Elle se grattait maintenant partout, et son visage était rouge et irrité.
« Ça va, chérie ? » a demandé papa à voix basse.
« Je… je crois qu’il y a un problème : ma peau me brûle, » a-t-elle murmuré. « Il faut que… excusez-moi. »
Quinze minutes plus tard, Dana est réapparue dans une tenue complètement différente : une robe beige simple, comme sortie du fond d’une armoire. Ses cheveux étaient en désordre, son maquillage dégoulinait et sa peau était toujours rougie. « Désolée à tous, » a-t-elle annoncé. « J’ai eu une réaction allergique. Mais continuons ! »
Le reste de la cérémonie a paru précipité et maladroit.
Pendant la réception, papa m’a tirée à l’écart près du buffet de desserts.
« Tessa, tu sais ce qui s’est passé ? La peau de Dana était rouge vif, comme si elle la brûlait. Elle n’a jamais fait de réaction avant. »
« Peut-être qu’elle est allergique au polyester ? Ou au détergent utilisé pour son linge ? »
Je n’ai pas menti, je l’ai juste laissée tirer ses propres conclusions.
« C’est vraiment étrange, » a-t-il soupiré. « Quelle journée pour que ça arrive… »
« Oui, vraiment pas de chance, » ai-je acquiescé.
Ce soir-là, dans la voiture, Owen est resté silencieux.
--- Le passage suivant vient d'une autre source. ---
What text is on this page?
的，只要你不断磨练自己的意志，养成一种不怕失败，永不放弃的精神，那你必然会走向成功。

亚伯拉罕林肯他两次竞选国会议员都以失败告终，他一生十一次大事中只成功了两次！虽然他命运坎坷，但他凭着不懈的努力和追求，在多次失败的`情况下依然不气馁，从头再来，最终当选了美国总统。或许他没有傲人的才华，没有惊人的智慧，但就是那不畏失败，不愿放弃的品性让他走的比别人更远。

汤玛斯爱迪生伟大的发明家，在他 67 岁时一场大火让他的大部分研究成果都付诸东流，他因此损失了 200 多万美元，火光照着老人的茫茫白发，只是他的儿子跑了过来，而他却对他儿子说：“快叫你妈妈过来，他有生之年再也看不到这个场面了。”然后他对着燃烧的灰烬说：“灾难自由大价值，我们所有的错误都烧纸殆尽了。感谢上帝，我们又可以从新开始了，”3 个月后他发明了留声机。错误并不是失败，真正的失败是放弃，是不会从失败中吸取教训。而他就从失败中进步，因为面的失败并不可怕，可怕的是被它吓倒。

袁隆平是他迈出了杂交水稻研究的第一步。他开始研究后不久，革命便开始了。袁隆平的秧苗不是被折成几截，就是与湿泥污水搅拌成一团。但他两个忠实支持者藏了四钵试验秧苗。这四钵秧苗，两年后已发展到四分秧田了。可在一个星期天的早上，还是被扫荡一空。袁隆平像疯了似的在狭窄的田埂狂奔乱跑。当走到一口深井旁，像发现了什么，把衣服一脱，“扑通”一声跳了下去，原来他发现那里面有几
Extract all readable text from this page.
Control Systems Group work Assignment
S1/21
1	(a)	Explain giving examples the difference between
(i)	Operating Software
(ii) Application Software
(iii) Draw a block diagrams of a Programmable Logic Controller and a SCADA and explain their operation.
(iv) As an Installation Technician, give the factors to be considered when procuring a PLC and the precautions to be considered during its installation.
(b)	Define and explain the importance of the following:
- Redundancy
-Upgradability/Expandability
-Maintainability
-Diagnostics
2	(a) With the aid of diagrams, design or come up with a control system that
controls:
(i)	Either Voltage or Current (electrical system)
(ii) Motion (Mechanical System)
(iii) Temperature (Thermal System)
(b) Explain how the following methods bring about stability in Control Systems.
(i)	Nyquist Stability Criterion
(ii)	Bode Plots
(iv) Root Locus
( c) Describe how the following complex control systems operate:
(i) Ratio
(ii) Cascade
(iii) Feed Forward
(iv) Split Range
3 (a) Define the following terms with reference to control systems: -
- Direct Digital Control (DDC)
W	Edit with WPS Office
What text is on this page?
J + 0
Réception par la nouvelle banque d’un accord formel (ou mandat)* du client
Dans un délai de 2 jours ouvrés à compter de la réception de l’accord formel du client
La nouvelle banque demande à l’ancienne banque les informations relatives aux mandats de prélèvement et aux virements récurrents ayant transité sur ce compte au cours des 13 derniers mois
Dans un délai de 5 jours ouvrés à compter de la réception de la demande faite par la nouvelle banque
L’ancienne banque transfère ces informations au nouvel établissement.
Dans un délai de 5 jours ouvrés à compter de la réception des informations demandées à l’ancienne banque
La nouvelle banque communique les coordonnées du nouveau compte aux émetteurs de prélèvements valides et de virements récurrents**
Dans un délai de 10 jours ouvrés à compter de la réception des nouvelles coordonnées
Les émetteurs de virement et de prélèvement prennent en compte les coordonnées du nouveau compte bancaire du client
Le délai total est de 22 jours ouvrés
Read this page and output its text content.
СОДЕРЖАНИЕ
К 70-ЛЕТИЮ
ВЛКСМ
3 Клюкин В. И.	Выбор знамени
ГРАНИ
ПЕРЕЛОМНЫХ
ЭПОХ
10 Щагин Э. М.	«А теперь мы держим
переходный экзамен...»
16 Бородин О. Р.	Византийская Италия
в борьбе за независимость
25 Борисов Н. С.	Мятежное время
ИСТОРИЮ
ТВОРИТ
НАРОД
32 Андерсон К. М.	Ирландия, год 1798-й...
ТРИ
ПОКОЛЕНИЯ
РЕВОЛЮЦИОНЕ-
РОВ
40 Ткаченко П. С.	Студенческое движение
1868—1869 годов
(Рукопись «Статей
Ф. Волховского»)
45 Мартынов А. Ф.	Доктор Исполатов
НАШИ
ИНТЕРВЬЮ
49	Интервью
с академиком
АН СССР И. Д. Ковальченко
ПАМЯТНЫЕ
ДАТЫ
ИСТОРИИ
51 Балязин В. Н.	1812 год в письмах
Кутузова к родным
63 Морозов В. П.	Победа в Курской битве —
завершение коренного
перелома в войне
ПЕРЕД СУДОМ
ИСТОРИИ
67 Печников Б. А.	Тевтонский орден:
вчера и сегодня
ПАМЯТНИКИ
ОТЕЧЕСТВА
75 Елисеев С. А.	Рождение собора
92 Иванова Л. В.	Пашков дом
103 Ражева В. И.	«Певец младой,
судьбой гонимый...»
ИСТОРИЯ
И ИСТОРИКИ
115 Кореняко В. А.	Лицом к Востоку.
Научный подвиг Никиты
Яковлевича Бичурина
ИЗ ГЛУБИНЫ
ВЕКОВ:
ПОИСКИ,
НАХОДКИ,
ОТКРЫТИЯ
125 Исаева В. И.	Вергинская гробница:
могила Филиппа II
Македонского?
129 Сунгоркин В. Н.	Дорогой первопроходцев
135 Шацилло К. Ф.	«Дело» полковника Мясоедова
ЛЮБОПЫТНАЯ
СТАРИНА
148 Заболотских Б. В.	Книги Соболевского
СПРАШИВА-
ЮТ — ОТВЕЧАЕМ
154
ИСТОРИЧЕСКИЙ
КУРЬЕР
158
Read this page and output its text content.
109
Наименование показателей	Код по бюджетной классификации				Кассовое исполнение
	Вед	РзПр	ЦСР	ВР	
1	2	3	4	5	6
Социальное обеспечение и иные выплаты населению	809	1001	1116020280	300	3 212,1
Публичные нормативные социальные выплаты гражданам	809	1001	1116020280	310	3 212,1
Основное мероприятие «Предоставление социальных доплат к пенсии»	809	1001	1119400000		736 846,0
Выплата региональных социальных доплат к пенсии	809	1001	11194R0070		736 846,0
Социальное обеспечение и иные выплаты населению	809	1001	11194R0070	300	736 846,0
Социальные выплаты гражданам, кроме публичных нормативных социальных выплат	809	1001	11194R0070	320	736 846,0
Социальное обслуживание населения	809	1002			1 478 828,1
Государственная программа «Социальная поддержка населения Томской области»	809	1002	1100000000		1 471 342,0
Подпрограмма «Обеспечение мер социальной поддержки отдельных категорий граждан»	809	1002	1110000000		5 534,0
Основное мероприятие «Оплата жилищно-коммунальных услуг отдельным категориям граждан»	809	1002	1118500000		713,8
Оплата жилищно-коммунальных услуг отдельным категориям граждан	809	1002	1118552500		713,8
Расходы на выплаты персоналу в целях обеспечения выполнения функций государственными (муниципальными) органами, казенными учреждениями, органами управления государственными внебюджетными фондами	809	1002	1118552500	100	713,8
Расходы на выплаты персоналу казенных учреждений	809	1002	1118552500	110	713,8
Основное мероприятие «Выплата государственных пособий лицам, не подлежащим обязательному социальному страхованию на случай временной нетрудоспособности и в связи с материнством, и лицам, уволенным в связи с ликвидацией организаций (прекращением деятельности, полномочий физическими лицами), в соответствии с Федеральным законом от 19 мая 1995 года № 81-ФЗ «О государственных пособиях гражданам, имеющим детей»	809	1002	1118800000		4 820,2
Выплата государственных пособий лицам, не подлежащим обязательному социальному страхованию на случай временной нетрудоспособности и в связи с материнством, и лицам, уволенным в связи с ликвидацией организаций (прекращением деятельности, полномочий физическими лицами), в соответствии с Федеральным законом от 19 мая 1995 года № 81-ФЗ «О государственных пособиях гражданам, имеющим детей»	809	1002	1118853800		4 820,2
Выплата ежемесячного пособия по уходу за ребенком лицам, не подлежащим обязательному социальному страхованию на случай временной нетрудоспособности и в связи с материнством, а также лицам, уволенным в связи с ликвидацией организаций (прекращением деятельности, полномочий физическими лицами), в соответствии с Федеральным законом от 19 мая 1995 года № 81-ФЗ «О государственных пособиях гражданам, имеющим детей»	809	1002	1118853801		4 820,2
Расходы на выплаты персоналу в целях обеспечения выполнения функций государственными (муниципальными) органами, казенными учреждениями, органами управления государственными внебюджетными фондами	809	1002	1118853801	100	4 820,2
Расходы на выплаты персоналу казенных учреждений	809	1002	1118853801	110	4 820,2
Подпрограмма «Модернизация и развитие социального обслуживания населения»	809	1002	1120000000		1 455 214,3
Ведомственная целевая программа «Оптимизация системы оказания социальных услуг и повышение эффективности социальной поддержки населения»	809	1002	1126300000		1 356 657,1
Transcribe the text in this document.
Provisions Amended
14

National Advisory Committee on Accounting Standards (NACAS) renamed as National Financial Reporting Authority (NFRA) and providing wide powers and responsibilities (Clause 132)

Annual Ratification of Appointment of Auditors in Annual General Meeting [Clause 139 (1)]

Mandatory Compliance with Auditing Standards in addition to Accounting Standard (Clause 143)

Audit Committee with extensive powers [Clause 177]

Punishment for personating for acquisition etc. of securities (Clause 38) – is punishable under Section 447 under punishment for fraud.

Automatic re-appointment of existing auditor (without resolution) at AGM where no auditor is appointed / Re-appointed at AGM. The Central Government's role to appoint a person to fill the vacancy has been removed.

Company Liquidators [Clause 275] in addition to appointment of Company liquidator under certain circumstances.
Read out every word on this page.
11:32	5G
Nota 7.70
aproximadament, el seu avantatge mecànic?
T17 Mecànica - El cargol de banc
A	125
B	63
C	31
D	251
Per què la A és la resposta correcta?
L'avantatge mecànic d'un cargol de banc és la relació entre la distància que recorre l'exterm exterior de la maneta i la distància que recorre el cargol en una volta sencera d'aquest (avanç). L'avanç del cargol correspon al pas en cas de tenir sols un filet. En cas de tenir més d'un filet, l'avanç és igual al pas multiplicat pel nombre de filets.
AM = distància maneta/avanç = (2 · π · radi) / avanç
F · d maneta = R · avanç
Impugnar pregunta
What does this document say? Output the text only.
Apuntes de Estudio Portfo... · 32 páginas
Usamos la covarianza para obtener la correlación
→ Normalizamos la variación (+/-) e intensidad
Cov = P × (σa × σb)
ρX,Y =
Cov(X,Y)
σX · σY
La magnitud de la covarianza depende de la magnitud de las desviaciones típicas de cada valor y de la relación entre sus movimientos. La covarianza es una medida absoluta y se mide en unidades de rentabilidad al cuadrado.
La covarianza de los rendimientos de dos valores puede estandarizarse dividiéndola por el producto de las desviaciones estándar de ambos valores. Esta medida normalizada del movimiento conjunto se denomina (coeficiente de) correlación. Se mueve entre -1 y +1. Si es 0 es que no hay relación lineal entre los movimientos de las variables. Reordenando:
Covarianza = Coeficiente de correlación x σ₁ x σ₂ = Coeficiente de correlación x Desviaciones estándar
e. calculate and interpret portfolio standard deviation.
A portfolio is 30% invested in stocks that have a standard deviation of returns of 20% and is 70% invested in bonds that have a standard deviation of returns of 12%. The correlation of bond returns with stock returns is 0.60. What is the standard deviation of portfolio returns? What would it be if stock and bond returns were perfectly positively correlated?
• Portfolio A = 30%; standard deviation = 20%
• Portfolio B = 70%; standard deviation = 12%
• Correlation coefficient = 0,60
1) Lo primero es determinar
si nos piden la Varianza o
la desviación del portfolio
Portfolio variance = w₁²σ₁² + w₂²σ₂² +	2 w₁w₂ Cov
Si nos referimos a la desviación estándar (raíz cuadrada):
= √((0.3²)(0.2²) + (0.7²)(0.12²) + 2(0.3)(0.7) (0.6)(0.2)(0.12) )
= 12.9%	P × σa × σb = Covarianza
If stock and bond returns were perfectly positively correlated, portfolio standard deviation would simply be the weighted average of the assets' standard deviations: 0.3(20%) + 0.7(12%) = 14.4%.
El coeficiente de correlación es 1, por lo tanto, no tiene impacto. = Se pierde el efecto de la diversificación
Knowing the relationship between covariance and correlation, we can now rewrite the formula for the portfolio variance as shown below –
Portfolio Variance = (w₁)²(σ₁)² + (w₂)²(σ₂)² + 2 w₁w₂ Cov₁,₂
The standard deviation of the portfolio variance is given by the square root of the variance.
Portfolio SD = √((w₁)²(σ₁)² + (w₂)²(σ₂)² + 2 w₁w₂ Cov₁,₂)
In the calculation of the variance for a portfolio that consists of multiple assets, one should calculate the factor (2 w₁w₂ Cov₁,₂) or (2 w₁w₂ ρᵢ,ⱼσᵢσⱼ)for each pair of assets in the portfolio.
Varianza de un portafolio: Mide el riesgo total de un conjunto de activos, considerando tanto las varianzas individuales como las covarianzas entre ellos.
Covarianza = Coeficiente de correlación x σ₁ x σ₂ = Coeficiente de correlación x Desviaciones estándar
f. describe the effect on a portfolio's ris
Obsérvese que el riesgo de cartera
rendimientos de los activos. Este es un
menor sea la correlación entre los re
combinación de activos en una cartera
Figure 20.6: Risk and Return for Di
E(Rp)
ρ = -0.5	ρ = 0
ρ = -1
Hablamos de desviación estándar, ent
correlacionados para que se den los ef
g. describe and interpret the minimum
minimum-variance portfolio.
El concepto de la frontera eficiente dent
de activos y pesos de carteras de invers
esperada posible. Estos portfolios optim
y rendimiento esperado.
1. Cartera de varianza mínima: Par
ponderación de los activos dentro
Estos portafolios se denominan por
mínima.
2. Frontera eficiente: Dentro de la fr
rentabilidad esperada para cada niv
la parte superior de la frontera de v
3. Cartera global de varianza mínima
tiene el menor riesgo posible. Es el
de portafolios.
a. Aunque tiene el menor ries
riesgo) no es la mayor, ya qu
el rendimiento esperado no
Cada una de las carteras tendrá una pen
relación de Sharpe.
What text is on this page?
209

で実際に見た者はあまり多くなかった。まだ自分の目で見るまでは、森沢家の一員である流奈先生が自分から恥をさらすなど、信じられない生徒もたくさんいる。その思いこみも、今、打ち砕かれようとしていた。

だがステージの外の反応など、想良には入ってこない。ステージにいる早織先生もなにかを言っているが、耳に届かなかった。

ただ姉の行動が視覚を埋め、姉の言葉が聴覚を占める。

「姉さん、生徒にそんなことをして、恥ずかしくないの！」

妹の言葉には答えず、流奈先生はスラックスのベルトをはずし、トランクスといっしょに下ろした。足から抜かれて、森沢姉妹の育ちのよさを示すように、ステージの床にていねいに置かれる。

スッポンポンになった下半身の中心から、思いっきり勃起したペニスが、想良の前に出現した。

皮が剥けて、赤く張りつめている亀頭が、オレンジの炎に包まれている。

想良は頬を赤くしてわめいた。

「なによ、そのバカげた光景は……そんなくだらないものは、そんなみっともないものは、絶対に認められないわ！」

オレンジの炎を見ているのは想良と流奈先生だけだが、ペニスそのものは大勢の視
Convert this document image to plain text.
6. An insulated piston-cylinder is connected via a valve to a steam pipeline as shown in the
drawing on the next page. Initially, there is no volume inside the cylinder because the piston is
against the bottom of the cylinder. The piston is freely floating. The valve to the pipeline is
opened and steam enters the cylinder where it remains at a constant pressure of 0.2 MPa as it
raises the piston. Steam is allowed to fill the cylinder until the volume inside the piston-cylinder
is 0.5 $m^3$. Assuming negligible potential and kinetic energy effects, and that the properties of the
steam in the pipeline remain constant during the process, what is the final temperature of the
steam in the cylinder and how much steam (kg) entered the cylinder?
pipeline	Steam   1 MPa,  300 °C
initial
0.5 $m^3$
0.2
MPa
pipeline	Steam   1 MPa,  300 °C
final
Il regardait par la fenêtre.
Puis il m’a dit : « Elle n’a pas pleuré. »
« Comment ça ? »
« Dana n’a pas pleuré. Elle était embarrassée et mal à l’aise, mais elle n’a pas pleuré. Maman, elle, a pleuré pendant des mois. »
« Mais elle se souviendra de cette journée, » a ajouté Owen doucement. « Chaque fois qu’elle pensera à son mariage, elle se souviendra de ce moment où elle s’est sentie détruite et impuissante. Tout comme maman se souvient du jour où elle les a surpris. »
« Tu te sens mal d’avoir fait ça ? » lui ai-je demandé.
Owen a réfléchi longuement. « Non. J’ai l’impression que les choses sont un peu plus justes maintenant. »
Aujourd’hui, deux semaines plus tard, notre père ne veut plus avoir de nos nouvelles. Il dit que nous avons ruiné le jour le plus important de sa vie.
La famille de Dana nous traite d’« enfants terribles » qui ont besoin de thérapie. Nos grands-parents, eux, estiment que nous leur devons des excuses sincères et qu’on a semé la confusion dans toute la famille. Mais je ne m’excuserai pas. Et je ne le ferai pas.
Parce que je n’ai pas planifié ce qu’Owen a fait.
Je me suis juste contentée de le laisser agir.
Et dans un monde où la douleur de notre mère a été négligée, ignorée et oubliée de tous ceux qui auraient dû la protéger, je trouve ça acceptable.